Tuesday, April 7, 2015

"Throw Like A Woman" by Susan Petrone

Brenda Haversham is a forty year old, divorced mother of two adolescent boys.  She lives in an old house that has seen better days in a neighborhood in Cleveland, has a lout of an ex-husband, and she is scraping along paycheck-to-paycheck in a dead end job at a local insurance company.  One day, while chaperoning a group of kids at a Cleveland Indians game, on a whim, she picks up a baseball at a "How Fast Can You Throw" concession at Progressive Field and, to her surprise, she hits 72 MPH on the radar gun.  Somebody posts a cellphone video of Brenda's pitch on YouTube, and Brenda, to both her surprise and annoyance, becomes an overnight Internet sensation.

Thus begins an incredible summer for Brenda Haversham that will take her to a recreational wooden bat baseball league, and, eventually, to her being the first woman to play in the Major Leagues as she finds herself pitching for the Indians in the heat of a pennant race.

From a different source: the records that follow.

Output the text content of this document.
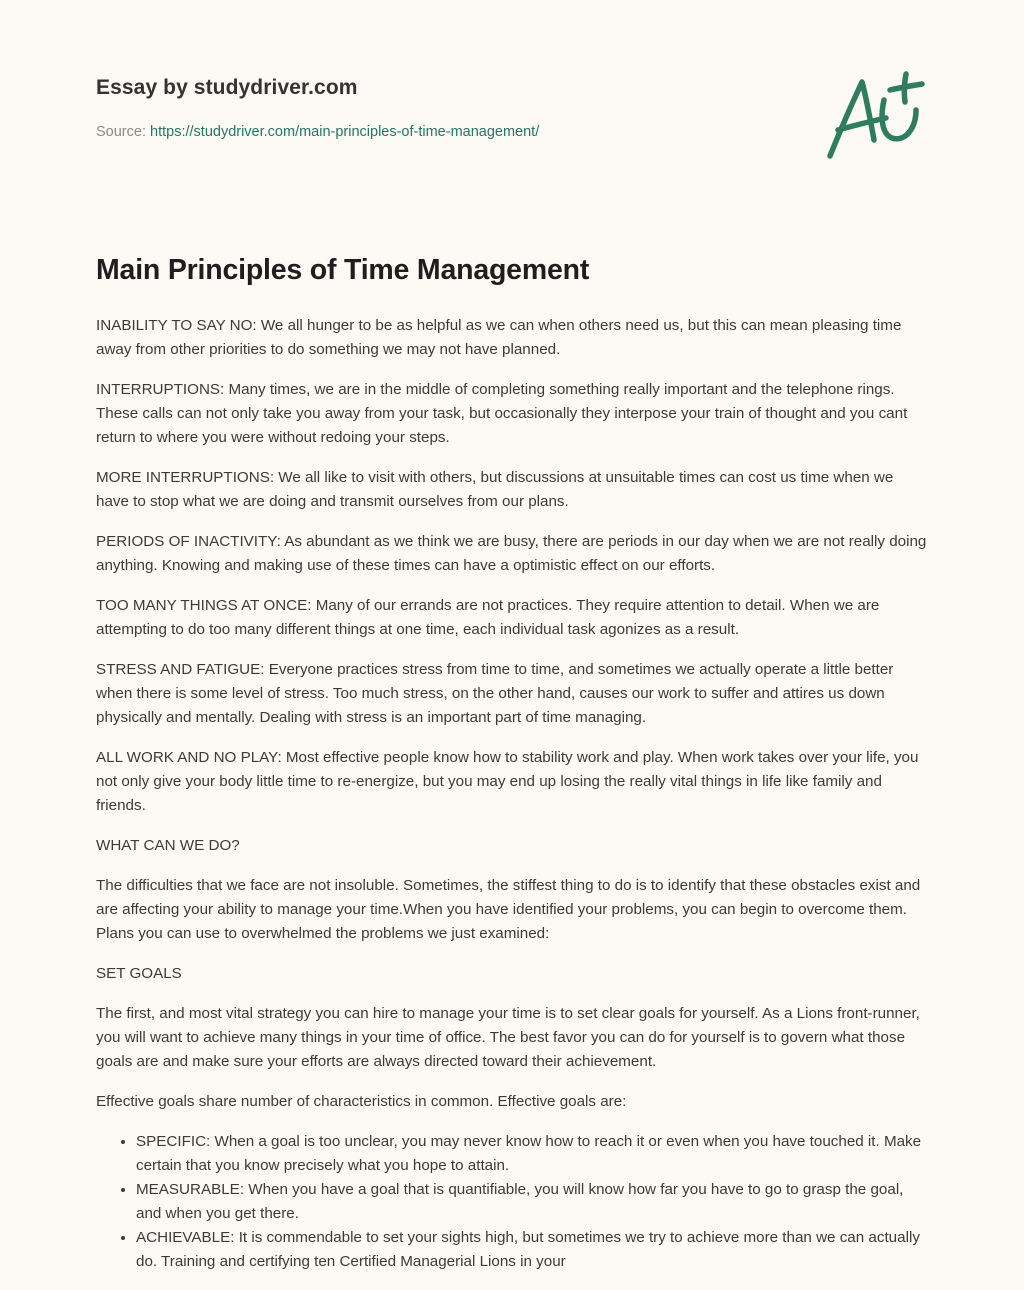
Essay by studydriver.com
Source: https://studydriver.com/main-principles-of-time-management/
Main Principles of Time Management

INABILITY TO SAY NO: We all hunger to be as helpful as we can when others need us, but this can mean pleasing time away from other priorities to do something we may not have planned.

INTERRUPTIONS: Many times, we are in the middle of completing something really important and the telephone rings. These calls can not only take you away from your task, but occasionally they interpose your train of thought and you cant return to where you were without redoing your steps.

MORE INTERRUPTIONS: We all like to visit with others, but discussions at unsuitable times can cost us time when we have to stop what we are doing and transmit ourselves from our plans.

PERIODS OF INACTIVITY: As abundant as we think we are busy, there are periods in our day when we are not really doing anything. Knowing and making use of these times can have a optimistic effect on our efforts.

TOO MANY THINGS AT ONCE: Many of our errands are not practices. They require attention to detail. When we are attempting to do too many different things at one time, each individual task agonizes as a result.

STRESS AND FATIGUE: Everyone practices stress from time to time, and sometimes we actually operate a little better when there is some level of stress. Too much stress, on the other hand, causes our work to suffer and attires us down physically and mentally. Dealing with stress is an important part of time managing.

ALL WORK AND NO PLAY: Most effective people know how to stability work and play. When work takes over your life, you not only give your body little time to re-energize, but you may end up losing the really vital things in life like family and friends.

WHAT CAN WE DO?

The difficulties that we face are not insoluble. Sometimes, the stiffest thing to do is to identify that these obstacles exist and are affecting your ability to manage your time.When you have identified your problems, you can begin to overcome them. Plans you can use to overwhelmed the problems we just examined:

SET GOALS

The first, and most vital strategy you can hire to manage your time is to set clear goals for yourself. As a Lions front-runner, you will want to achieve many things in your time of office. The best favor you can do for yourself is to govern what those goals are and make sure your efforts are always directed toward their achievement.

Effective goals share number of characteristics in common. Effective goals are:

• SPECIFIC: When a goal is too unclear, you may never know how to reach it or even when you have touched it. Make certain that you know precisely what you hope to attain.
• MEASURABLE: When you have a goal that is quantifiable, you will know how far you have to go to grasp the goal, and when you get there.
• ACHIEVABLE: It is commendable to set your sights high, but sometimes we try to achieve more than we can actually do. Training and certifying ten Certified Managerial Lions in your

In reviewing this book, I must add the following in the interests of Full Disclosure.  I first got to know Susan Petrone when she served as am executive with the Society of American Baseball Research when that organization was based in Cleveland, I met her personally a few years back when I attended a SABR Chapter meeting in Cleveland, I friended her on Facebook, have read her blogs, and some of her short fiction, and I consider her a friend, so I was inclined to like this book from the outset.  Having said all that, I have to say that I truly did enjoy reading this book, and following Brenda's adventures as she becomes a somewhat reluctant pioneer breaking baseball's glass ceiling.

There is enough runs-hits-and-errors baseball stuff in here to satisfy baseball fans, but this is more of a story about a woman approaching middle age who is just doing what she can to support and keep her family together.  While Brenda loved baseball and playing baseball as a little girl, she never dreamed that she could actually ever make a living at it, and when the opportunity presents itself, it isn't necessarily what she thought it would be.  She meets resistance from teammates and fans, she faces loneliness on the road and in her own locker room, and her new found and instant fame brings about a whole new set of problems in her family relationships.  At one point, Brenda asked her agent (yes, she had to get an agent), "Why am I doing this?"  To which her agent replies, "You're doing this for the same reason as everybody else in this business - to make a buck."  

Yes, sports fans, baseball is a business, and that fact hits Brenda fairly hard, but she adapts to it well.  This came home to her shortly after her recall to the Indians, when Brenda receives a not so warm welcome from her new teammates when she thinks "It only then occurred to me that for me to get this job, somebody else had to lose his."

It is not all bad for Brenda, though, but I won't say anymore (although late in the book, there is a scene where she goes out to dinner with three of her teammates while on a road trip that is one of the highlights of the book to me), other than to recommend this book to anyone, and you don't really need to be a hardcore baseball fan to enjoy it.